Re: [PATCH GCC][5/5]Enable tree loop distribution at -O3 and above optimization levels.
On Fri, Jun 23, 2017 at 6:04 AM, Jeff Law <email@example.com> wrote:
> On 06/07/2017 02:07 AM, Bin.Cheng wrote:
>> On Tue, Jun 6, 2017 at 6:47 PM, Jeff Law <firstname.lastname@example.org> wrote:
>>> On 06/02/2017 05:52 AM, Bin Cheng wrote:
>>>> This patch enables -ftree-loop-distribution by default at -O3 and above optimization levels.
>>>> Bootstrap and test at O2/O3 on x86_64 and AArch64. is it OK?

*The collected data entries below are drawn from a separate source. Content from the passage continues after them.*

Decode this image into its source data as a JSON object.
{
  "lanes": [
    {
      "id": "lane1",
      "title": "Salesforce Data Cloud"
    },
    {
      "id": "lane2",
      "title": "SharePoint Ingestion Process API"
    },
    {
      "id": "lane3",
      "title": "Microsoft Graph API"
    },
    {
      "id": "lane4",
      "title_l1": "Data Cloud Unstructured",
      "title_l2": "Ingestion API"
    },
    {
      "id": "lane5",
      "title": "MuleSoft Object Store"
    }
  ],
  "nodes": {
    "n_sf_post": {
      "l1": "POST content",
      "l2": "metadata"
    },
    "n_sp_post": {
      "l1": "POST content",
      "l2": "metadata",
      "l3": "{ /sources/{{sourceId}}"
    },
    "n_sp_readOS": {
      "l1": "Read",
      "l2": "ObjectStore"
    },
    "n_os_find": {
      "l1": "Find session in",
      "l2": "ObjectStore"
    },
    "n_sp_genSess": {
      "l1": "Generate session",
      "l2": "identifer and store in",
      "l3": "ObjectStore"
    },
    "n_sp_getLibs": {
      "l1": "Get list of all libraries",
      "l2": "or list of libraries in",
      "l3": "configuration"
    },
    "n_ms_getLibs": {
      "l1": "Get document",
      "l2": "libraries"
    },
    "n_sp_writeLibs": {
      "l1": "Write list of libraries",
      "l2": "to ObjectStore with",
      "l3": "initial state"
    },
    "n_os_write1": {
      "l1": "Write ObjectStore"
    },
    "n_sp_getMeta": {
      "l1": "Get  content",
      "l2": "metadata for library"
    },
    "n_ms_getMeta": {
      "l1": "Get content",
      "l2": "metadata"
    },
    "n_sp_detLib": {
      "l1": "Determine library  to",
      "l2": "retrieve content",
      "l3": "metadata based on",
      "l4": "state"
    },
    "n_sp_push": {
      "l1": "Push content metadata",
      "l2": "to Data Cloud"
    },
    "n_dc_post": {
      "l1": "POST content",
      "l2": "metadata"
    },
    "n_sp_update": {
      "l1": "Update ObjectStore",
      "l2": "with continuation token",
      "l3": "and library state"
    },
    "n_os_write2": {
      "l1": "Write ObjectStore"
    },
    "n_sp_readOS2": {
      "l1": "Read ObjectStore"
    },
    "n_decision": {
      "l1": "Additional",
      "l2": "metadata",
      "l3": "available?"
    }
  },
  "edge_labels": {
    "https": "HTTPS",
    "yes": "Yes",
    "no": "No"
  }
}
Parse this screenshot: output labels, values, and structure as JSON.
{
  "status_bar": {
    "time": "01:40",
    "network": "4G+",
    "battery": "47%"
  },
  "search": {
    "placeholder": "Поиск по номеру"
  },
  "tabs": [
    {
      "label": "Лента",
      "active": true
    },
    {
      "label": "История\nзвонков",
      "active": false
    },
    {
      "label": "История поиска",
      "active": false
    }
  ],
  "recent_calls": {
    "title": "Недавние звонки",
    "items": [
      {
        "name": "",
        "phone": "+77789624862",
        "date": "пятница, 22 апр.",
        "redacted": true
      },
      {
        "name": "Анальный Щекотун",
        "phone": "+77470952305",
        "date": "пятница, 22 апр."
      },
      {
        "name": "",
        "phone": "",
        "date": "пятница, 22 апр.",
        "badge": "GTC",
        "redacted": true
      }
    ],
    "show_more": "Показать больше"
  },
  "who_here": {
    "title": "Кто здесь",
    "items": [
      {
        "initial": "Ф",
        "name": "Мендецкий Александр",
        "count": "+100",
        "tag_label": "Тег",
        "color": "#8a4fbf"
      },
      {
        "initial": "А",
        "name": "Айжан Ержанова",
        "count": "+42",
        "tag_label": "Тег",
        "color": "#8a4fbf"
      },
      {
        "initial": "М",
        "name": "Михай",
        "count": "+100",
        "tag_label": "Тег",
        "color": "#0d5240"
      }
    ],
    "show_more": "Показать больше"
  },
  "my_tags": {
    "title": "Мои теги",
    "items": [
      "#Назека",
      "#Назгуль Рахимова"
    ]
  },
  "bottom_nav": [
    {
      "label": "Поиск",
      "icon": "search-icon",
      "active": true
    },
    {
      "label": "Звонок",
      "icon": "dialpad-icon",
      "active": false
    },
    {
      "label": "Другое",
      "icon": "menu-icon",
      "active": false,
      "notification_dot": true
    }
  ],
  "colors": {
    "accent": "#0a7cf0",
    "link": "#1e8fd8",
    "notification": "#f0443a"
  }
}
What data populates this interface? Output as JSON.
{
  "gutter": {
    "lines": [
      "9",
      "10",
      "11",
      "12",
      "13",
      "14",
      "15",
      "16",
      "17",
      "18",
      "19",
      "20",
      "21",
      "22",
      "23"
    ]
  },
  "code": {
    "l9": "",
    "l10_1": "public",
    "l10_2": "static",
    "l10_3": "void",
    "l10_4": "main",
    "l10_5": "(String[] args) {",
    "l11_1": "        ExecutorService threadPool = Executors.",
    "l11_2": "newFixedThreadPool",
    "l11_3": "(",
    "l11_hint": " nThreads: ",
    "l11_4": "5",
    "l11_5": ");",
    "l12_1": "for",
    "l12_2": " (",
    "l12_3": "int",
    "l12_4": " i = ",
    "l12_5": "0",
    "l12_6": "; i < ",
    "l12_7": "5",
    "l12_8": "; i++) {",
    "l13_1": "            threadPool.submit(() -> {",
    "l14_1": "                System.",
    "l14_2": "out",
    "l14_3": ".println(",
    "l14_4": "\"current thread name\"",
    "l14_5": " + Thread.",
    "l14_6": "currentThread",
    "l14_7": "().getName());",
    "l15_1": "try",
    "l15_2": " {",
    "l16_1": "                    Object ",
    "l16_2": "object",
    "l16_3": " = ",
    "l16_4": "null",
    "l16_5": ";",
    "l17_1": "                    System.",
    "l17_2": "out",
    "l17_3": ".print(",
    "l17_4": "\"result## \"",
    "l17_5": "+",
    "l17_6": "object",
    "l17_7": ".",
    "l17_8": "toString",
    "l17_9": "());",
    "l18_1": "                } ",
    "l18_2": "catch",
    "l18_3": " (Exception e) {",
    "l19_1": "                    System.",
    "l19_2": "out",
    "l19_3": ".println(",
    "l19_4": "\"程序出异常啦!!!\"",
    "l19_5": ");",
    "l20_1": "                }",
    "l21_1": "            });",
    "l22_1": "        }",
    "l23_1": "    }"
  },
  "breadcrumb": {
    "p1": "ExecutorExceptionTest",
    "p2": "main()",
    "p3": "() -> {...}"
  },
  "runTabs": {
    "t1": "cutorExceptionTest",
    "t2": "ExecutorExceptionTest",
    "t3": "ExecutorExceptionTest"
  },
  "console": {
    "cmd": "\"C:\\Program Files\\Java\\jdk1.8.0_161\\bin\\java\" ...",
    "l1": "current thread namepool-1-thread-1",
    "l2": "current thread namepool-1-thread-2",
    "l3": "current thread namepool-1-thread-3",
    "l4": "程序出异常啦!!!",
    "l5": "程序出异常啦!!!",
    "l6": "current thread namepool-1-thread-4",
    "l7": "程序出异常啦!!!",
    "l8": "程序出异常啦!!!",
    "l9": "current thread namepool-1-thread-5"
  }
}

>>>> Note I don't have strong opinion here and am fine with either it's accepted or rejected.
>>>> 2017-05-31 Bin Cheng <email@example.com>
>>>> * opts.c (default_options_table): Enable OPT_ftree_loop_distribution
>>>> for -O3 and above levels.
>>> I think the question is how does this generally impact the performance
>>> of the generated code and to a lesser degree compile-time.
>>> Do you have any performance data?
>> Hi Jeff,
>> At this stage of the patch, only hmmer is impacted and improved
>> obviously in my local run of spec2006 for x86_64 and AArch64. In long
>> term, loop distribution is also one prerequisite transformation to
>> handle bwaves (at least). For these two impacted cases, it helps to
>> resolve the gap against ICC. I didn't check compilation time slow
>> down, we can restrict it to problem with small partition number if
>> that's a problem.
> Just a note. I know you've iterated further with Richi -- I'm not
> objecting to the patch, nor was I ready to approve.
> Are you and Richi happy with this as-is or are you looking to submit
> something newer based on the conversation the two of you have had?
The patch series is updated in various ways according to review
comments, for example, it restricts compilation time by checking
number of data references against MAX_DATAREFS_FOR_DATADEPS as well as
restores data dependence cache. There are still two missing parts I'd
like to do as followup patches: one is loop nest distribution and the
other is a data-locality cost model (at least) for small cases. Now
Richi approved most patches except the last major one, but I still
need another iterate for some (approved) patches in order to fix
mistake/typo introduced when I separating the patch.